В полумраке Николетта отложила топор, снова взялась за нож, опустилась на колени и принялась в безумной спешке срезать с тела ведьмы окровавленную одежду. От ведьмы несло ужасной вонью, на коже тут и там проступали пятна плесени, а кое-где из маслянистых складок проглядывали лишние соски. Девушку сотрясали рвотные позывы, но она не сдавалась, сваливая лохмотья у шипящего очага.
Муж ведьмы, судя по всему, расхаживал по крыше туда-сюда, с потолка обильно сыпалась пыль, когда Николетта вновь поставила кресло у огня так, что обезглавленный труп оказался между ней и очагом. Тут ее осенила новая мысль, и девушка принялась размазывать остывающую кровь по рукам, ногам и лицу, но не смогла заставить себя нанести ее на живот или грудь. Натянув грязную, зловонную одежду, она с трудом подошла к двери, до скрипа сжала зубы и откинула щеколду, так что створка отворилась внутрь.
У порога взвилась листва, а на крыше и в лесу воцарилась полная тишина. Николетта отступила на шаг и, одолев внезапный приступ головокружения, воткнула нож в тело старухи, а сама уселась в ее кресло, сжимая липкими пальцами рукоять топора. Глубоко вдохнув холодный воздух, который катился из двери в спину, она закричала, но резко смолкла, как только голос набрал полную силу. Прикусив губу, Николетта выждала одну, две, три секунды, прежде чем попыталась хрипло повторить песню карги. Девушку терзали сомнения, но она понимала, что колебания ее выдадут, так что продолжала петь, а чужеземные слоги застревали у нее в глотке.
Затем она услышала перестук звериных когтей по каменному полу у себя за спиной. Вместо того чтобы промчаться мимо и наброситься на труп, как надеялась девушка, невидимое создание медленно двинулось к очагу. Николетта запела громче, страстно желая вместо этого помолиться Пресвятой Деве. Зверь принюхался, так что его зловонное дыхание шевельнуло лохмотья у нее на плечах, а затем испустил гортанное рычание. На счастье, жидкости в ее мочевом пузыре не осталось, хотя тело судорожно сжалось на кресле, и песня прервалась, когда она задохнулась от ужаса.
Тварь потерлась о нее сбоку, и Николетта поняла, что зверь не рычит, а мурлыкает, как котята, которых отец никогда не разрешал ей оставить, а топил в пруду назло Нечистому. Она беззвучно молилась, чтобы не сводить глаз с огня в очаге, но непослушный взгляд все же метнулся к чудовищу, когда то двинулось к трупу. Оно напоминало крупную кошку, крупнее голодных псов, выпускаемых на улицу в деревне с наступлением ночи. Пестрый мех с рыжими, черными, светлыми и бурыми пятнами местами прореживали полоски розовой бородавчатой кожи. Тонкий хвост лениво рассекал воздух, а сама тварь, от распухших лап до приподнятого зада, казалась щуплой и больной. Николетте удалось не посмотреть на голову, иначе она закричала бы.
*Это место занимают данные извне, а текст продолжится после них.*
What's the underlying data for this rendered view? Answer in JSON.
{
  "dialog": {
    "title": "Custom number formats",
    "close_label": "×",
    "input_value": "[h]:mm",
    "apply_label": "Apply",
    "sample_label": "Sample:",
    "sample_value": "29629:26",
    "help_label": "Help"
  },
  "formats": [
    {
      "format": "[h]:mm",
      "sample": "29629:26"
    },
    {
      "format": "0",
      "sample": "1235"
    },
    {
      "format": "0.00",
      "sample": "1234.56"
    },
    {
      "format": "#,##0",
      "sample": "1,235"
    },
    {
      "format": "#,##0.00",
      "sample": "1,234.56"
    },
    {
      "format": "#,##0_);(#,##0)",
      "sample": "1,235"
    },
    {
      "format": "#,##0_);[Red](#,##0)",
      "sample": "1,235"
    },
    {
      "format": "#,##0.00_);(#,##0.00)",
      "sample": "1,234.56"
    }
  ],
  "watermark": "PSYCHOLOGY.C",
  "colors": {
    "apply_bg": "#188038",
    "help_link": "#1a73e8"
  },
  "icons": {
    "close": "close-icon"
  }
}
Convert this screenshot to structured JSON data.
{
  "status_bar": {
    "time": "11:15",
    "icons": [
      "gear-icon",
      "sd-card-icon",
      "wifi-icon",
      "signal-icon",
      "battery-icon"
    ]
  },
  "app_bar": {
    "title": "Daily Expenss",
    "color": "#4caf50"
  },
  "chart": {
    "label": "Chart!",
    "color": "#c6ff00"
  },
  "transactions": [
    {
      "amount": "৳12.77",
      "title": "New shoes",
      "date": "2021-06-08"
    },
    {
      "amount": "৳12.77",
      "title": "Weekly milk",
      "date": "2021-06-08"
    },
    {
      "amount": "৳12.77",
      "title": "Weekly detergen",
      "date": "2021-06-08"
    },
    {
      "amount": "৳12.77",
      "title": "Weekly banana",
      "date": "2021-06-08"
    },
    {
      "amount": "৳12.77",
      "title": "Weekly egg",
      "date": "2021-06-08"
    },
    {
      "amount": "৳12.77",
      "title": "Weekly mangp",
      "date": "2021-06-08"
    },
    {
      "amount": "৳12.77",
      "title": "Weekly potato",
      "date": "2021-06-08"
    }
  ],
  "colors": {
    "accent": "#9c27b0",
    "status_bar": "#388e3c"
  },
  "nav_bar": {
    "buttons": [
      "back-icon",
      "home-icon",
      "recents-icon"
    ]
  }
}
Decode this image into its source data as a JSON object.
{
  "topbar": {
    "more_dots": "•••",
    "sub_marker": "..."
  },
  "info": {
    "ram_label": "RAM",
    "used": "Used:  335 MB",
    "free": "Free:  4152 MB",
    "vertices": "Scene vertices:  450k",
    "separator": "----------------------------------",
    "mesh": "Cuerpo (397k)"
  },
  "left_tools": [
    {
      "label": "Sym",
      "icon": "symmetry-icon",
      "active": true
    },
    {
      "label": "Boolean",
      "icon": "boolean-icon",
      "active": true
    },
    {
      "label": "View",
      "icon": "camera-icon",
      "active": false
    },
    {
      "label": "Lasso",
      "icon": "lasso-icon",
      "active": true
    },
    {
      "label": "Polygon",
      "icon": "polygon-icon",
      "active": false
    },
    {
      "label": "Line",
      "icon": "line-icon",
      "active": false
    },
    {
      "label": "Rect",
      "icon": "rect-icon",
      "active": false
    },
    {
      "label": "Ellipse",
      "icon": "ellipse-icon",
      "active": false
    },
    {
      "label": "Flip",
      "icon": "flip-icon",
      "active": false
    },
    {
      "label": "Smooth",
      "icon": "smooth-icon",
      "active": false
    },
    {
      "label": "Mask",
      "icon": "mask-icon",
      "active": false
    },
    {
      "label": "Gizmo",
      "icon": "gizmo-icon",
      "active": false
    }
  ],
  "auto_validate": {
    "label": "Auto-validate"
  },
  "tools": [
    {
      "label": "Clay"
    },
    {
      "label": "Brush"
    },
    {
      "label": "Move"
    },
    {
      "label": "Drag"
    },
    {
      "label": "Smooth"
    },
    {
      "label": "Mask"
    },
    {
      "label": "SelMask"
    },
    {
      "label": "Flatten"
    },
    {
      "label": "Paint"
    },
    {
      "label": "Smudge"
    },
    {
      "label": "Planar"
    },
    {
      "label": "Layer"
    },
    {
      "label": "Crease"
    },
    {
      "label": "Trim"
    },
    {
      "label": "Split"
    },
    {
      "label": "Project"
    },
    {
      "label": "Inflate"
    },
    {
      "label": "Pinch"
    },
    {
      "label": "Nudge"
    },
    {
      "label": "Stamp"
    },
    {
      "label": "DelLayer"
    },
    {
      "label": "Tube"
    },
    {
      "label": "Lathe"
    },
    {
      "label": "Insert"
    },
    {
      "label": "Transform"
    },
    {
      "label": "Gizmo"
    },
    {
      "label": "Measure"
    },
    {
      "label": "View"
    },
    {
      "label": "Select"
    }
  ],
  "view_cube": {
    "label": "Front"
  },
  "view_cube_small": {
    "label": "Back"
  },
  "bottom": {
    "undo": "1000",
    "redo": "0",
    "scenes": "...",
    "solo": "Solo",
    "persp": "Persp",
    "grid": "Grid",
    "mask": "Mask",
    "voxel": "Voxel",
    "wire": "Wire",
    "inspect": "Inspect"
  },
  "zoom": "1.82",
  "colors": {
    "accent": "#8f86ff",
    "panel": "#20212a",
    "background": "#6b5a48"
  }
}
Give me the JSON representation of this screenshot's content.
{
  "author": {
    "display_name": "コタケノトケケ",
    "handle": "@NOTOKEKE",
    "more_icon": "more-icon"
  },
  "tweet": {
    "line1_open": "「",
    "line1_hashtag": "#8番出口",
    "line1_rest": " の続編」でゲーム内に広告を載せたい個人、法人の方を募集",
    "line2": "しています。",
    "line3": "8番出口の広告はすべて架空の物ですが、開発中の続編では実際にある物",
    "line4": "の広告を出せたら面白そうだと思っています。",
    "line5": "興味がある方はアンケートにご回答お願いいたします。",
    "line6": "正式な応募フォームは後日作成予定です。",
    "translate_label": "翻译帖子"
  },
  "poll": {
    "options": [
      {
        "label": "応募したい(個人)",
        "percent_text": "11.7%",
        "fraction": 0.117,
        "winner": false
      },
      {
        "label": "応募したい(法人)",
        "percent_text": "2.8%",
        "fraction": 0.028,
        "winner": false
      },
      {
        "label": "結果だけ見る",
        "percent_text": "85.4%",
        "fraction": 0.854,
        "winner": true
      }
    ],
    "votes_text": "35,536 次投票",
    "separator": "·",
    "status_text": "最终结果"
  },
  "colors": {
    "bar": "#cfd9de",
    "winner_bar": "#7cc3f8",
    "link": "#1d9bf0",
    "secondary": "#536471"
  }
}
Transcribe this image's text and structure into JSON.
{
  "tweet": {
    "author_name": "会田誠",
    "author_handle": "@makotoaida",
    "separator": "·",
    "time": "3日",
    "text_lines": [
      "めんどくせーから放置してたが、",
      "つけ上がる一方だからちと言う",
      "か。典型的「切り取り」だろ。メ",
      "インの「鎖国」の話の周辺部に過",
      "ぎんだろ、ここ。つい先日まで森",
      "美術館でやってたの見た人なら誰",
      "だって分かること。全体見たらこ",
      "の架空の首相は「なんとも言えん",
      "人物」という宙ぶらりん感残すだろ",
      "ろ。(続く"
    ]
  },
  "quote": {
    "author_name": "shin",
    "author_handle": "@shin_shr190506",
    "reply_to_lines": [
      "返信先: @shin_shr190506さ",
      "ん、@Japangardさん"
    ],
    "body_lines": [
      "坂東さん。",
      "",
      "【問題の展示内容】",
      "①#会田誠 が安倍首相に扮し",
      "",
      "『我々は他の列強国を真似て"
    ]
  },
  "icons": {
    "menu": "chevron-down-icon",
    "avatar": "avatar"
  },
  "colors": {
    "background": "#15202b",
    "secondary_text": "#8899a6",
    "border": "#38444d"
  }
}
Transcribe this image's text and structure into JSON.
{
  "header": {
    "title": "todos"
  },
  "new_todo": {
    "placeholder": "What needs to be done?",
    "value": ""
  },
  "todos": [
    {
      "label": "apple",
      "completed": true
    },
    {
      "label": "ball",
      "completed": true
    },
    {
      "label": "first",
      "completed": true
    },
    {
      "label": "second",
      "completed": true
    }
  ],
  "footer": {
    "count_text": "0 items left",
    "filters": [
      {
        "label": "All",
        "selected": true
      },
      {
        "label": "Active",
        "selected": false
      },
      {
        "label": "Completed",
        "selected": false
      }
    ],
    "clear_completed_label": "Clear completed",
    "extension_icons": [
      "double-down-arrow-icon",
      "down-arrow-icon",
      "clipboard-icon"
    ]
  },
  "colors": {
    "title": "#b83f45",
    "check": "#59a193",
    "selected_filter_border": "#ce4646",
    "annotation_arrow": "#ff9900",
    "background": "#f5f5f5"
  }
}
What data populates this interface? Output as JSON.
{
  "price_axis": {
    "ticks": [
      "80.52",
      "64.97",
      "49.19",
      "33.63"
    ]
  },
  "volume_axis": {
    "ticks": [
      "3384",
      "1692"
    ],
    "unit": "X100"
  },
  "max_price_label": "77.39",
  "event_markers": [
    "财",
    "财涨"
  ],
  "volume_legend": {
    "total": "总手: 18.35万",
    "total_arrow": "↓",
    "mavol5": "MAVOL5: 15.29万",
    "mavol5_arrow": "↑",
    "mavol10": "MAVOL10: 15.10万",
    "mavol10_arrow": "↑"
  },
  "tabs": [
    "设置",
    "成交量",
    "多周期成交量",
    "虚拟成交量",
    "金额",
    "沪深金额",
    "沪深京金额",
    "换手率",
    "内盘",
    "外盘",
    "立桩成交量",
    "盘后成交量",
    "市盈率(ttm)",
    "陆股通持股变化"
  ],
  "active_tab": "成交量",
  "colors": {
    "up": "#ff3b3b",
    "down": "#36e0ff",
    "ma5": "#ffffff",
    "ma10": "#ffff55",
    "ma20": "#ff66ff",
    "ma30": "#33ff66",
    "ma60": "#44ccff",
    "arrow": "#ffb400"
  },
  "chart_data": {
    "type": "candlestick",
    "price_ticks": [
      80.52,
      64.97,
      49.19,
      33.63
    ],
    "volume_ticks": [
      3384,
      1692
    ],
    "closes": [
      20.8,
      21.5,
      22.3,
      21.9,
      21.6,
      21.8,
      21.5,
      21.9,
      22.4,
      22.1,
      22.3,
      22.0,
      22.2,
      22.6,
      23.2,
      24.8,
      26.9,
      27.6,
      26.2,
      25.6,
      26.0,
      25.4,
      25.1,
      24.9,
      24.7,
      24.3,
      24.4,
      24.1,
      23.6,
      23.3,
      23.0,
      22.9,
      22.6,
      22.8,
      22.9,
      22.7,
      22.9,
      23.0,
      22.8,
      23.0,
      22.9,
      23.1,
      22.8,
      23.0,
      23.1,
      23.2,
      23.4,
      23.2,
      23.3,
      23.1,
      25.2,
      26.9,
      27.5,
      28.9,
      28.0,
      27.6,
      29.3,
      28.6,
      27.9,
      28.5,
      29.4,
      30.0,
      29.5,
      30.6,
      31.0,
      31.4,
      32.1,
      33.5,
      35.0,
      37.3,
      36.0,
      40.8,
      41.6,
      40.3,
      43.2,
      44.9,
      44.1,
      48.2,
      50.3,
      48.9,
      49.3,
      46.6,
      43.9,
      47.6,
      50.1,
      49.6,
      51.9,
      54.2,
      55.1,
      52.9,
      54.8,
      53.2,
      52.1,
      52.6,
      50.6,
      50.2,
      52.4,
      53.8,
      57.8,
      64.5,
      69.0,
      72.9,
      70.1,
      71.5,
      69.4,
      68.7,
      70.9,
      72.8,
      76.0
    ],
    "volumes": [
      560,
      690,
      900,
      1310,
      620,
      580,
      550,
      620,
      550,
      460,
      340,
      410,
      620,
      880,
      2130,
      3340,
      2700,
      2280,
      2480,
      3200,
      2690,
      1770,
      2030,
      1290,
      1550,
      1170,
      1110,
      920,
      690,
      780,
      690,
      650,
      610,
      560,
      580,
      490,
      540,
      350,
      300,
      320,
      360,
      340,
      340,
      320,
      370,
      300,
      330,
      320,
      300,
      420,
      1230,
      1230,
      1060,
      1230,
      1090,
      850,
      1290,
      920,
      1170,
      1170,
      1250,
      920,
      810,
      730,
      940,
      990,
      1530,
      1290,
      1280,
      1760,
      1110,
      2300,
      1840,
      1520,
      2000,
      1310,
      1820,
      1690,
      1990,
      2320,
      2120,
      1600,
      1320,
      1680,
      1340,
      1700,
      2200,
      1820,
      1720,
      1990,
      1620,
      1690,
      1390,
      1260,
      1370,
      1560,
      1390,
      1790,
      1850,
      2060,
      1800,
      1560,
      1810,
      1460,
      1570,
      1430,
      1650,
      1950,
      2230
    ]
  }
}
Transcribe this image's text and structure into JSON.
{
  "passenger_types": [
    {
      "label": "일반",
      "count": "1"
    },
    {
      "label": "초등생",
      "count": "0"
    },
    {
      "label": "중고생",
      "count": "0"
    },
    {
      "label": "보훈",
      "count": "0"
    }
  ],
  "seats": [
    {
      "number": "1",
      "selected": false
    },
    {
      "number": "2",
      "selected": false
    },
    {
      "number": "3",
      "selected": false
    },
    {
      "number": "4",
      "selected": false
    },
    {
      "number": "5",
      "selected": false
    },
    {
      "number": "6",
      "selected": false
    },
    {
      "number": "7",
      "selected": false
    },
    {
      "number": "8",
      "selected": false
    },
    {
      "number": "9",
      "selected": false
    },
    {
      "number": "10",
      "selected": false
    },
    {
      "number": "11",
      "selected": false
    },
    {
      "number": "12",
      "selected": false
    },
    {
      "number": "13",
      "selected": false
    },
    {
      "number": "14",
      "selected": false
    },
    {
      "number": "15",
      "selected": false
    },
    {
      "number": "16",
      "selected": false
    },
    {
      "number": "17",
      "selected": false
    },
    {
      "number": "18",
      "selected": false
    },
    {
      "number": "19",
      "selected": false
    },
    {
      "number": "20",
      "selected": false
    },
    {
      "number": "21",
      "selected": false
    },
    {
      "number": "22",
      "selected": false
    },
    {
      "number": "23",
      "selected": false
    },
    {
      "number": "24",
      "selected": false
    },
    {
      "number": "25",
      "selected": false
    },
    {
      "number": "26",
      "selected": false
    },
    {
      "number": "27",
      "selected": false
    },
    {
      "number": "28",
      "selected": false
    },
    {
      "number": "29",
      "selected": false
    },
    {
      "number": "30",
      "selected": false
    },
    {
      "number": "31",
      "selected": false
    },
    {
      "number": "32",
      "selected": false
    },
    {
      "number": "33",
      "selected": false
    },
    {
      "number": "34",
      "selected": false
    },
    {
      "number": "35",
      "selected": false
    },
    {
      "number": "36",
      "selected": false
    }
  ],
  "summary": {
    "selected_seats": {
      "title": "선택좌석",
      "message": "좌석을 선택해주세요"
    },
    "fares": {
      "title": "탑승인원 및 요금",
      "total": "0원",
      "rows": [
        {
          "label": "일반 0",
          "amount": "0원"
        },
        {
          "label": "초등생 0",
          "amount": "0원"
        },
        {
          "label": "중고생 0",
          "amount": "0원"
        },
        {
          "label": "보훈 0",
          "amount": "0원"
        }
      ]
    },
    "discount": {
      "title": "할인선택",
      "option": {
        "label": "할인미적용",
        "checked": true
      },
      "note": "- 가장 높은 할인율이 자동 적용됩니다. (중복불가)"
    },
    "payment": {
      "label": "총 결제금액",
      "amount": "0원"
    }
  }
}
Прямо над трупом чудовище вновь принюхалось, и все его тело содрогнулось от слабых судорог. Николетта поднялась с топором в руках, и кресло громко скрипнуло. Тварь резко развернулась, но в тот же миг девушка нанесла удар, и лезвие топора пришлось зверю точно между лопаток. Его когти вспороли ей бедро с такой силой, что Николетта растянулась на полу.
Она сильно зажмурилась, вознесла молитву Богоматери и своему отцу, а тварь испустила пронзительный визг, который оглушил девушку. Ногу терзала жуткая боль, но Николетта подумала, что когти ее напрочь оторвали, и прикрыла уши руками, чтобы не слышать ужасного воя. Но тот внезапно прекратился. Николетта долго не шевелилась, затем открыла один глаз. Темная стена перед ней ничем не указывала на состояние зверя. Мучительно медленно девушка повернула голову, из-за этого усилия от раненой ноги по всему телу раскатилась волна боли.
Опухшими, покрасневшими глазами она взглянула на раскинувшееся поверх трупа ведьмы чудовище, из спины которого торчал топор. Оно приподняло плечи, но задние ноги не слушались, а из-под хвоста текла струйка зловонного кала. Николетта кое-как встала и тут же упала, когда нога подогнулась. Тварь повторила попытку, на этот раз задние ноги дернулись. Николетта оторвала вонючую ткань, которая прилипла к ее окровавленной коже, и вновь поднялась, уже осторожнее, пытаясь не смотреть на проклятого демона.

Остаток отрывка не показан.